Essential Settings for Milky Way Photography: The 500 Rule, Aperture and ISO

Spektrum
A long-exposure landscape photo showing the Milky Way in the night sky

Photo: Unsplash

f/2.8 15s ISO 3200 14mm

Milky Way photography works the opposite way to daytime photography: your only constraint isn’t light, it’s the rotation of the Earth. If you keep the shutter open longer than needed, the stars stop being points and leave trails. In this article we cover the 500 rule that helps you find that limit, and the other three settings.

First, calculate the shutter with the 500 rule

If you’re shooting on a tripod without tracking hardware, the 500 rule gives a quick starting point: 500 ÷ focal length = maximum shutter (seconds). For example, with a 24mm lens 500 ÷ 24 ≈ 21 seconds, and at 14mm 500 ÷ 14 ≈ 35 seconds. Exceed this and the stars begin to turn from points into streaks.
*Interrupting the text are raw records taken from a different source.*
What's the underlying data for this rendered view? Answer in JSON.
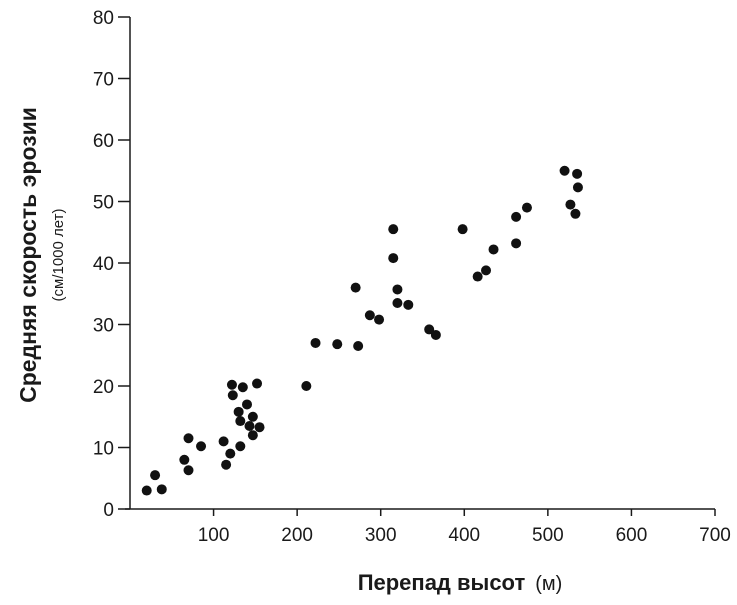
{
  "chart_data": {
    "type": "scatter",
    "xlabel": "Перепад высот",
    "xlabel_unit": "(м)",
    "ylabel": "Средняя скорость эрозии",
    "ylabel_unit": "(см/1000 лет)",
    "xlim": [
      0,
      700
    ],
    "ylim": [
      0,
      80
    ],
    "x_ticks": [
      100,
      200,
      300,
      400,
      500,
      600,
      700
    ],
    "y_ticks": [
      0,
      10,
      20,
      30,
      40,
      50,
      60,
      70,
      80
    ],
    "grid": false,
    "points": [
      {
        "x": 20,
        "y": 3
      },
      {
        "x": 30,
        "y": 5.5
      },
      {
        "x": 38,
        "y": 3.2
      },
      {
        "x": 65,
        "y": 8
      },
      {
        "x": 70,
        "y": 11.5
      },
      {
        "x": 70,
        "y": 6.3
      },
      {
        "x": 85,
        "y": 10.2
      },
      {
        "x": 112,
        "y": 11
      },
      {
        "x": 115,
        "y": 7.2
      },
      {
        "x": 120,
        "y": 9
      },
      {
        "x": 122,
        "y": 20.2
      },
      {
        "x": 123,
        "y": 18.5
      },
      {
        "x": 130,
        "y": 15.8
      },
      {
        "x": 132,
        "y": 14.3
      },
      {
        "x": 132,
        "y": 10.2
      },
      {
        "x": 135,
        "y": 19.8
      },
      {
        "x": 140,
        "y": 17
      },
      {
        "x": 143,
        "y": 13.5
      },
      {
        "x": 147,
        "y": 12
      },
      {
        "x": 147,
        "y": 15
      },
      {
        "x": 152,
        "y": 20.4
      },
      {
        "x": 155,
        "y": 13.3
      },
      {
        "x": 211,
        "y": 20
      },
      {
        "x": 222,
        "y": 27
      },
      {
        "x": 248,
        "y": 26.8
      },
      {
        "x": 270,
        "y": 36
      },
      {
        "x": 273,
        "y": 26.5
      },
      {
        "x": 287,
        "y": 31.5
      },
      {
        "x": 298,
        "y": 30.8
      },
      {
        "x": 315,
        "y": 45.5
      },
      {
        "x": 315,
        "y": 40.8
      },
      {
        "x": 320,
        "y": 35.7
      },
      {
        "x": 320,
        "y": 33.5
      },
      {
        "x": 333,
        "y": 33.2
      },
      {
        "x": 358,
        "y": 29.2
      },
      {
        "x": 366,
        "y": 28.3
      },
      {
        "x": 398,
        "y": 45.5
      },
      {
        "x": 416,
        "y": 37.8
      },
      {
        "x": 426,
        "y": 38.8
      },
      {
        "x": 435,
        "y": 42.2
      },
      {
        "x": 462,
        "y": 43.2
      },
      {
        "x": 462,
        "y": 47.5
      },
      {
        "x": 475,
        "y": 49
      },
      {
        "x": 520,
        "y": 55
      },
      {
        "x": 527,
        "y": 49.5
      },
      {
        "x": 533,
        "y": 48
      },
      {
        "x": 535,
        "y": 54.5
      },
      {
        "x": 536,
        "y": 52.3
      }
    ]
  }
}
For a more precise result, the NPF rule, which also accounts for sensor size and pixel density, is used; since it’s tedious to calculate by hand, it’s practical to check it via apps like PhotoPills. For a quick estimate in the field, the 500 rule is usually enough.

Open the aperture as wide as possible

In night-sky photography the goal is to gather as much light as possible. Use the widest aperture your lens allows (f/1.4–f/2.8). At a value narrower than f/2.8, the faint detail in the sky and the texture of the Milky Way disappear.

Start ISO in the 3200–6400 range

The typical ISO range for Milky Way shots is 800–6400; it varies with light pollution, moonlight and your camera’s sensor performance. Away from the city, under a dark sky, ISO 3200–6400 is a good starting point. If your camera’s noise performance is poor, stopping ISO down a little and lengthening the exposure (while still obeying the shutter rule) can give a cleaner result.

Gear: a sturdy tripod and a remote release

In night photography even the slightest vibration creates noticeable blur in a 10–30 second exposure. A sturdy tripod, a remote release (or a 2-second timer) and, if possible, a wide-angle, fast-aperture lens make up the basic gear list.

Focusing: focus on a star, not on infinity

Autofocus almost never works in night conditions. Set the lens to manual, zoom in on the brightest star or a distant light in Live View, and turn the focus ring until that point looks smallest and sharpest. Don’t trust the “∞” mark on the lens — on most modern lenses this mark can be a few degrees off from true infinity focus.